Lannon presented the "Proposition 2 1/2" budget and two other proposed budgets as well: one calling for a very slight increase over current spending which he said would allow the system to maintain a decent education, and a slightly smaller "level-funded" system that would preserve the current budget but absorb all inflation.

"It's too early to project what we'll end up with," school committee member Glenn Koocher '72 said. "We have to see what kind of relief the state legislature is going to give us," he added.

Lannon's budget message urged the adoption of the drastically reduced "2 1/2 budget" immediately, presumably in order to scare the public and the legislature into allowing modification of the controversial tax cut, which passed overwhelmingly in November.

But Koocher, chairman of the committee's budget subcommittee, said he thought a "tactful, diplomatic approach" to the legislature might be better. "It's been suggested the legislature wants to see blood; I think they might settle for some honest sweat," he said.

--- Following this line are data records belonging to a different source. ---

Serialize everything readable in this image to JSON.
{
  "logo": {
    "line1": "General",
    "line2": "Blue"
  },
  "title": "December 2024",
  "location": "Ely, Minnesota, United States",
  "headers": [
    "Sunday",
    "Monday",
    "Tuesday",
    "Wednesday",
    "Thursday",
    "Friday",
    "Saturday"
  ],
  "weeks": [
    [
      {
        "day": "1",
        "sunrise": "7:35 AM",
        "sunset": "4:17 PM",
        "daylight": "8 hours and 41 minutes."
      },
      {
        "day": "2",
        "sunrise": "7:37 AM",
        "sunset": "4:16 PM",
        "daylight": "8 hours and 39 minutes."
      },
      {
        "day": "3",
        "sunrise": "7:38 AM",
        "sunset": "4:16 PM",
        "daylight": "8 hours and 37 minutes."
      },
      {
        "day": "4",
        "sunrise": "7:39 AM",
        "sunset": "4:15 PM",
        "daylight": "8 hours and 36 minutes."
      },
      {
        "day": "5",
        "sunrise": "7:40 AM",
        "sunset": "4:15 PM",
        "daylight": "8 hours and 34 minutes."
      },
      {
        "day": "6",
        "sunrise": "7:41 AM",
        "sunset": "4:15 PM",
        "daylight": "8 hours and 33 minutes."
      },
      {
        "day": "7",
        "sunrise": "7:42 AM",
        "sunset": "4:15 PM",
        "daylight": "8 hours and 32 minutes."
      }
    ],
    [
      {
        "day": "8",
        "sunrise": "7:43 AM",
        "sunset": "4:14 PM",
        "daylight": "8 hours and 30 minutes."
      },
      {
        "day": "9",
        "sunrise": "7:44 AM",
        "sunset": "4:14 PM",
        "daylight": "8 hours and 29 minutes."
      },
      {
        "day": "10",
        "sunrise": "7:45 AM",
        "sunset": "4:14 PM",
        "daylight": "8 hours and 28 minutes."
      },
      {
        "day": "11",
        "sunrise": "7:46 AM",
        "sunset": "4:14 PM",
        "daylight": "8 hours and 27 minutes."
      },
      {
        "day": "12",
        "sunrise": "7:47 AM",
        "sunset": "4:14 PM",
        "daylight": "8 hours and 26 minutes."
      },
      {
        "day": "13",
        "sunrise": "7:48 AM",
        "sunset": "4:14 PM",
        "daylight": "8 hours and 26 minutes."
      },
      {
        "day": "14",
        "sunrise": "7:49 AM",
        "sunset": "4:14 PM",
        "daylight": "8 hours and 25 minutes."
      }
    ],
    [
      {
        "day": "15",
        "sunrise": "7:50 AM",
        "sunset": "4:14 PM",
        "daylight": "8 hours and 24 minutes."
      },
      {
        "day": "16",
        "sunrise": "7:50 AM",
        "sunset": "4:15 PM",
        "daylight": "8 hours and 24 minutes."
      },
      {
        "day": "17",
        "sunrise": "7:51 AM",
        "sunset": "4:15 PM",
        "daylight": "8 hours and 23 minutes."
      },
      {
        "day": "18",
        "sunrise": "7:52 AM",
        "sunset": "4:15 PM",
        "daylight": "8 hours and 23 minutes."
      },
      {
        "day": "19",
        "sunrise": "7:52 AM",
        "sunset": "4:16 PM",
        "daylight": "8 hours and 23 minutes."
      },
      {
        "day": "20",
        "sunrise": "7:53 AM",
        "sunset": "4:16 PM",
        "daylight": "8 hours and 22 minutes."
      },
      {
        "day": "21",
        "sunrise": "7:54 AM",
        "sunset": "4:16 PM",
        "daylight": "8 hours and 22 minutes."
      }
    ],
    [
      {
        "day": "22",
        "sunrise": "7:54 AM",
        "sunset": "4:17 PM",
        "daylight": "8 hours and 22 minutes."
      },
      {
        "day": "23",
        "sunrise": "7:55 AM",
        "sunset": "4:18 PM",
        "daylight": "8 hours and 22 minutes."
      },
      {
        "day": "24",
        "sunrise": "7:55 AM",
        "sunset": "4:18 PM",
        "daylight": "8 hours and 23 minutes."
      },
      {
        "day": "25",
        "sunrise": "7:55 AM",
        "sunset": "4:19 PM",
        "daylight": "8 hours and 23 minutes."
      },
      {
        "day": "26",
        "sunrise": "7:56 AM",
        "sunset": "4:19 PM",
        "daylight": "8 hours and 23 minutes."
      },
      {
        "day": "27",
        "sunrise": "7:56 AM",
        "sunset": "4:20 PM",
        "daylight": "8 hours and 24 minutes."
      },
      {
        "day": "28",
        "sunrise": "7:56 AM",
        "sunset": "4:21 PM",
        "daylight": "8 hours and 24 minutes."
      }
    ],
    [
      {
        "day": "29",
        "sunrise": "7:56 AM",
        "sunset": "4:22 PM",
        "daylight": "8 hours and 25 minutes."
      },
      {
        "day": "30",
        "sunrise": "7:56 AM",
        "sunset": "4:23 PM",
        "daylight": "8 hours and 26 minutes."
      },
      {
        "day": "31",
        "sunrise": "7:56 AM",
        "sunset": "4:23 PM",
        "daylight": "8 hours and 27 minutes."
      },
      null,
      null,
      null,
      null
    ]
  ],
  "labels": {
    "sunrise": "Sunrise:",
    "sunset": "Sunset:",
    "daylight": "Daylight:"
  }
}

School committee vice chairman Alice Wolf said at a press conference Monday that the cuts mandated by Proposition 2 1/2 would "totally decimate the school system." She added, "Anyone that has an alternative will go to private schools or move to Weston."

School committee member Sara Mae Berman termed the referendum discriminatory. "I don't want to have a school system where only those with no other options go," she said.

"It's the people in the lower brackets that will be hurt worst," city councilor Alfred E. Vellucci added Monday. "Those in the higher income group can find their way to Nantucket or to the prep schools."